(128c) Electrochemical System Design for Hydrogen Production and Compression

Colella, W. G., Gaia Energy Research Institute LLC

System Design for

Production and Compression

Whitney G.
Colella, Ph.D., M.B.A.

Principal Research Engineer, Gaia Energy Research
Institute, Arlington, Virginia, 22203

Tel: +1-650-283-2701, Email: wgc@gaia-energy-research-institute.com, web:http://www.linkedin.com/in/wgcgaia

This research discusses electrochemical system design for hydrogen
production and compression.  These
devices potentially could serve the current merchant hydrogen market and industrial
applications, and/or a potential future hydrogen fuel cell vehicle (FCV) fleet. 

One of the most energy-efficient ways to produce hydrogen is a
by-product in a tri-generative, high temperature, stationary fuel cell system (FCSs).  Such tri-generative FCSs can produce
electricity, heat, and hydrogen, simultaneously, and are sometimes also
referred to as hydrogen co-production FCSs (H2-FCSs).  This research discusses the chemical
engineering process plant design of H2-FCSs.  Special attention is paid to scenarios in
which H2-FCSs are the most energy efficient and recover heat released
from the electrochemical reactions in the fuel cell stack, so as to heat the
endothermic steam reforming process to generate additional hydrogen.  This approach can result in a significant
reduction in primary feedstock fuel consumption per unit of hydrogen and
electricity produced.
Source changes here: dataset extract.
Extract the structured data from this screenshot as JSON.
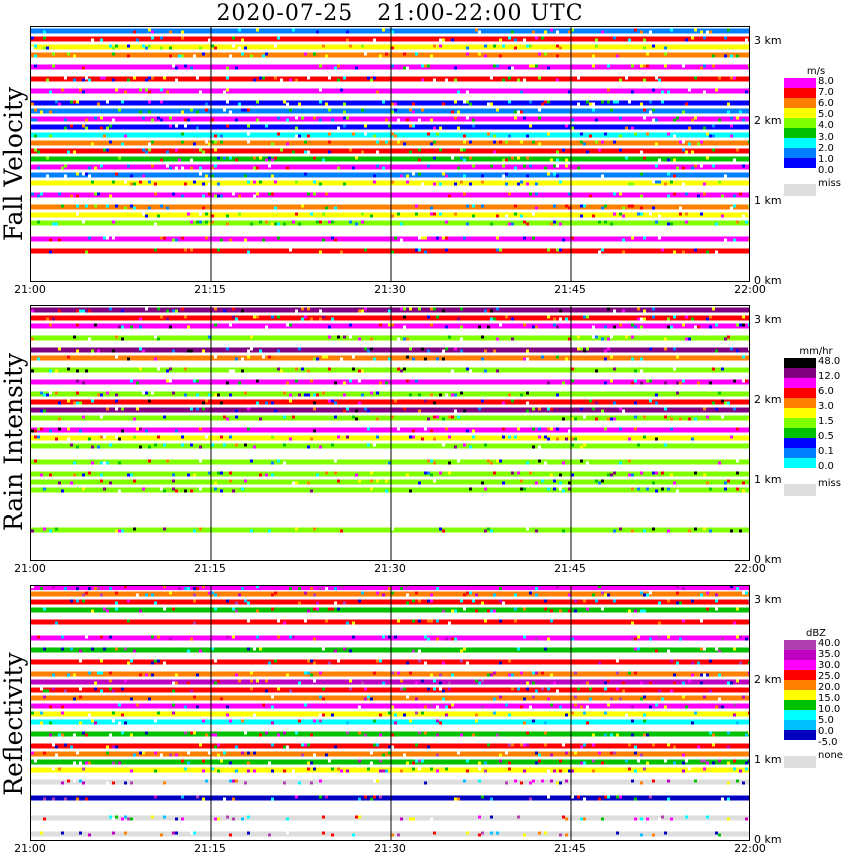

Compared with stand-alone steam reformers, the H2-FCSs
can consume less primary feedstock fuel per unit of hydrogen made because fuel
does not need to be combusted to provide heat to the endothermic steam
reforming process; electrochemical heat from the stack is used instead.  Compared with ‘plain vanilla’ FCSs that
produce only electricity and heat, the H2-FCSs can consume less
primary feedstock fuel per unit of electricity, because the endothermic steam
reforming process is cooling the stack, and, consequently, the stack does not
need to be cooled as much by blowing additional air across the cathode.  Hence, the ancillary load from the air
compressor is less.  According to
modelling results, these combined benefits result in a primary feedstock fuel
savings of about ~20%.  Modelling results
are discussed for the H2-FCSs to characterize how changes in input
parameters (such as steam to carbon ratio, operating temperature, etc.) impact
electrical and hydrogen output, and achieving neutral system water balance.

This research also discusses the potential for electrochemical
hydrogen compression systems (EHCs).  EHCs consume electricity and apply this
current to forcing protons (hydrogen ions (H+)) across a proton-conducting
electrolyte from a low-pressure region to a high-pressure region.  The theoretical efficiency of EHCs is higher
than that of mechanical piston and/or diaphragm compressors.  This work provides an overview of their
thermodynamic and economic potential.